Since all the data is on one line, I'd think the old (current) parser would end up reading in the whole line anyway.

On November 18, 2015 9:48:41 AM CST, Guido van Rossum wrote:
On Wed, Nov 18, 2015 at 4:15 AM, Hrvoje Niksic  wrote:
On 11/18/2015 03:31 AM, Nick Coghlan wrote:

That behaviour is then inherited at the command line by both the -m
switch and the support for executing directories and zip archives.
When we consider that the "-c" switch also executes an in-memory
string, direct script execution is currently the odd one out in \*not\*
reading the entire source file into memory first, so Serhiy's proposed
simplification of the implementation makes sense to me.


Reading the whole script in memory will incur an overhead when executing
scripts that contain (potentially large) data embedded after the end of
script source.

The technique of reading data from sys.argv\[0\] is probably obsolete now that
Python supports executing zipped archives, but it is popular in shell
scripting and might still be used for self-extracting scripts that must
support older Python versions. This feature doesn't affect imports and -c
which are not expected to contain non-Python data.
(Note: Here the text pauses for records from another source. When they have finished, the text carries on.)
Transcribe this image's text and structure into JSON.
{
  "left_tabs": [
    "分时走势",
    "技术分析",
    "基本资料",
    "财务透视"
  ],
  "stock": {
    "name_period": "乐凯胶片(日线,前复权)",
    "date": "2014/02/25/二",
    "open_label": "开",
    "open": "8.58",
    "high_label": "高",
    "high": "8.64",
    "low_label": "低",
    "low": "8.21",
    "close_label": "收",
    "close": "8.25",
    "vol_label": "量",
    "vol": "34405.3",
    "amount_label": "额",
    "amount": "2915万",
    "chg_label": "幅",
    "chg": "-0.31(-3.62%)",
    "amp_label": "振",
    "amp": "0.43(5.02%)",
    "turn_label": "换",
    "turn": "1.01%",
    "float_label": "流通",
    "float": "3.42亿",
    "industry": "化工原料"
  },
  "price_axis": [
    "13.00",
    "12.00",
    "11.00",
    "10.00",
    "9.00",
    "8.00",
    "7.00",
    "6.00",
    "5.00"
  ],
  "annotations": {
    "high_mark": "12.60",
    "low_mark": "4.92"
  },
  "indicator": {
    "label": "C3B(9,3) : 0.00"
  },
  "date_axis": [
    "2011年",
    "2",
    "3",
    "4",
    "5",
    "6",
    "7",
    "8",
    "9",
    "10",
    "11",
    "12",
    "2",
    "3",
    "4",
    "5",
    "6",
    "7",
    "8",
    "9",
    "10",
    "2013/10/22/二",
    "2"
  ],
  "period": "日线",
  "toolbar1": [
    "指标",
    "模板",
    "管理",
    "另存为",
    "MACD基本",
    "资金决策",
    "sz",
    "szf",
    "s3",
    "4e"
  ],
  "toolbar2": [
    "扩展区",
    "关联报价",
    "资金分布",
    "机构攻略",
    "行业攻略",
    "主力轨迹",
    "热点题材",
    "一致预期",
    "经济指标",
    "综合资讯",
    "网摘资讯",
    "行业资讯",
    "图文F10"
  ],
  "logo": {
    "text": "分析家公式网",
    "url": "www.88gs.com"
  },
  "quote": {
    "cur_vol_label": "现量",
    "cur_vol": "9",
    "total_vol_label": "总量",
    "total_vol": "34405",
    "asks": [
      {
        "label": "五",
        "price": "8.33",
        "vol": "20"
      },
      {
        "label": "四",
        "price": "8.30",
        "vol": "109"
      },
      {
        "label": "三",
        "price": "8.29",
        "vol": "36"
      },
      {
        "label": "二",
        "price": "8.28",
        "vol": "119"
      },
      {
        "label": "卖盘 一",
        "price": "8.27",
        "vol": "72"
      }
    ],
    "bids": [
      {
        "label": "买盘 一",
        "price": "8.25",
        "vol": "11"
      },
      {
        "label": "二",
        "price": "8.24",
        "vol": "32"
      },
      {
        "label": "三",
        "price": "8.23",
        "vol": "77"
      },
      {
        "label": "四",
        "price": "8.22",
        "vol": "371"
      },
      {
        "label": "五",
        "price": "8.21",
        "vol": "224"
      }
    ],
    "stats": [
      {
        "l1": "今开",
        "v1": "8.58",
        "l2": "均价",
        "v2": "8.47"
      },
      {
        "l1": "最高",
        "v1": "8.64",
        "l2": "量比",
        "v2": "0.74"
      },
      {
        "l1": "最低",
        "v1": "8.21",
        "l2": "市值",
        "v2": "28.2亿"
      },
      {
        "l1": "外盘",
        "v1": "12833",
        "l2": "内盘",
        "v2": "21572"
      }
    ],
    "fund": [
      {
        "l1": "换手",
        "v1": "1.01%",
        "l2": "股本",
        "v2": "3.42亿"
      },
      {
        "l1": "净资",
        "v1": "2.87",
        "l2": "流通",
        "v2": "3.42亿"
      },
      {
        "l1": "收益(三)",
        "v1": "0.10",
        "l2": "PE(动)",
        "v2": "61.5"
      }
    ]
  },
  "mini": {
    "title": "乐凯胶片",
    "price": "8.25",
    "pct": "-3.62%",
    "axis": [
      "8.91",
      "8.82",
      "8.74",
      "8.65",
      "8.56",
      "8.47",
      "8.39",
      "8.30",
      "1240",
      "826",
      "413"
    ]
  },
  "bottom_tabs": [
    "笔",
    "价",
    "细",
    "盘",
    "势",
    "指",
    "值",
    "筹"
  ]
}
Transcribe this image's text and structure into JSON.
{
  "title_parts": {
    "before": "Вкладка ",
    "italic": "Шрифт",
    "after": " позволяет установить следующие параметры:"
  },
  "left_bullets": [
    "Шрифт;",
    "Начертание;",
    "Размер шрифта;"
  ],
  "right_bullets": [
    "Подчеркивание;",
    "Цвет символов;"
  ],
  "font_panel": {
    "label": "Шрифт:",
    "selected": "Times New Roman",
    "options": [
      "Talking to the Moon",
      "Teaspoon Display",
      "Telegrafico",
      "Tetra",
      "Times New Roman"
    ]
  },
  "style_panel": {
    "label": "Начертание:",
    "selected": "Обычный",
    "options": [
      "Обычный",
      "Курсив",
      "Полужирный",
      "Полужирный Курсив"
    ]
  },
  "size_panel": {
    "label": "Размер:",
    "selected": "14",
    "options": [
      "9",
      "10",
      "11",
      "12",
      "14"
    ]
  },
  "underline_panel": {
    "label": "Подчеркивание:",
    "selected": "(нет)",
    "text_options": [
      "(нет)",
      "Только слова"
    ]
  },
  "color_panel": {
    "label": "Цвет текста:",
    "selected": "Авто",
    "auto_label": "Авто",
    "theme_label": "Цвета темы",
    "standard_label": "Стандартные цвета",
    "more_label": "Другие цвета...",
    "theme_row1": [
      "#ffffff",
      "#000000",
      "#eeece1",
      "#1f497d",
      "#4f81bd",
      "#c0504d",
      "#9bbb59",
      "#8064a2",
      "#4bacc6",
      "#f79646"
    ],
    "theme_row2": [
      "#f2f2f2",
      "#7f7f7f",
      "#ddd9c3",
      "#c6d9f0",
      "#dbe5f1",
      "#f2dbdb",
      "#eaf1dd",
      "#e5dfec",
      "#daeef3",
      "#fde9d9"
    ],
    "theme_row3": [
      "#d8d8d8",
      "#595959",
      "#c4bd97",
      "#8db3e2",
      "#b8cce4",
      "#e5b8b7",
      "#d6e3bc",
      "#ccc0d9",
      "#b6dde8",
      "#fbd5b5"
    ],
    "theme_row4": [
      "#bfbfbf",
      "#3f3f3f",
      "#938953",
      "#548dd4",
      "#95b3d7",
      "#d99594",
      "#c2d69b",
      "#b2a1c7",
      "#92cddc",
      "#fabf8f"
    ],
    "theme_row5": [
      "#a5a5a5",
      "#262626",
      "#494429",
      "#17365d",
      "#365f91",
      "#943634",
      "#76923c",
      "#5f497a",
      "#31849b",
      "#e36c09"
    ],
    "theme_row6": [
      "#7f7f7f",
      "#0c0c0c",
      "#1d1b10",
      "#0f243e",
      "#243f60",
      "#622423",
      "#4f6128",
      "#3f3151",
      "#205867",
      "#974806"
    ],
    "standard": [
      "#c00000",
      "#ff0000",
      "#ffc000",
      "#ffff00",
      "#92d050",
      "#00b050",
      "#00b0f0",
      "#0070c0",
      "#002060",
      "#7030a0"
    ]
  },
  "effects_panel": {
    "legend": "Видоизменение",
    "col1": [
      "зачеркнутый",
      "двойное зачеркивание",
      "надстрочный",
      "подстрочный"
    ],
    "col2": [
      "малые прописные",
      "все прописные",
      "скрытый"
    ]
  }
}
That trick doesn't work unless the data looks like Python comments or
data (e.g. a docstring). Python has always insisted on being able to
parse until EOF. The only extreme case would be a small script
followed by e.g. 4 GB of comments (where the old parser would indeed
be more efficient). But unless you can point me to an occurrence of
this in the wild I'm going to speculate that you just made this up
based on the shell analogy (which isn't perfect).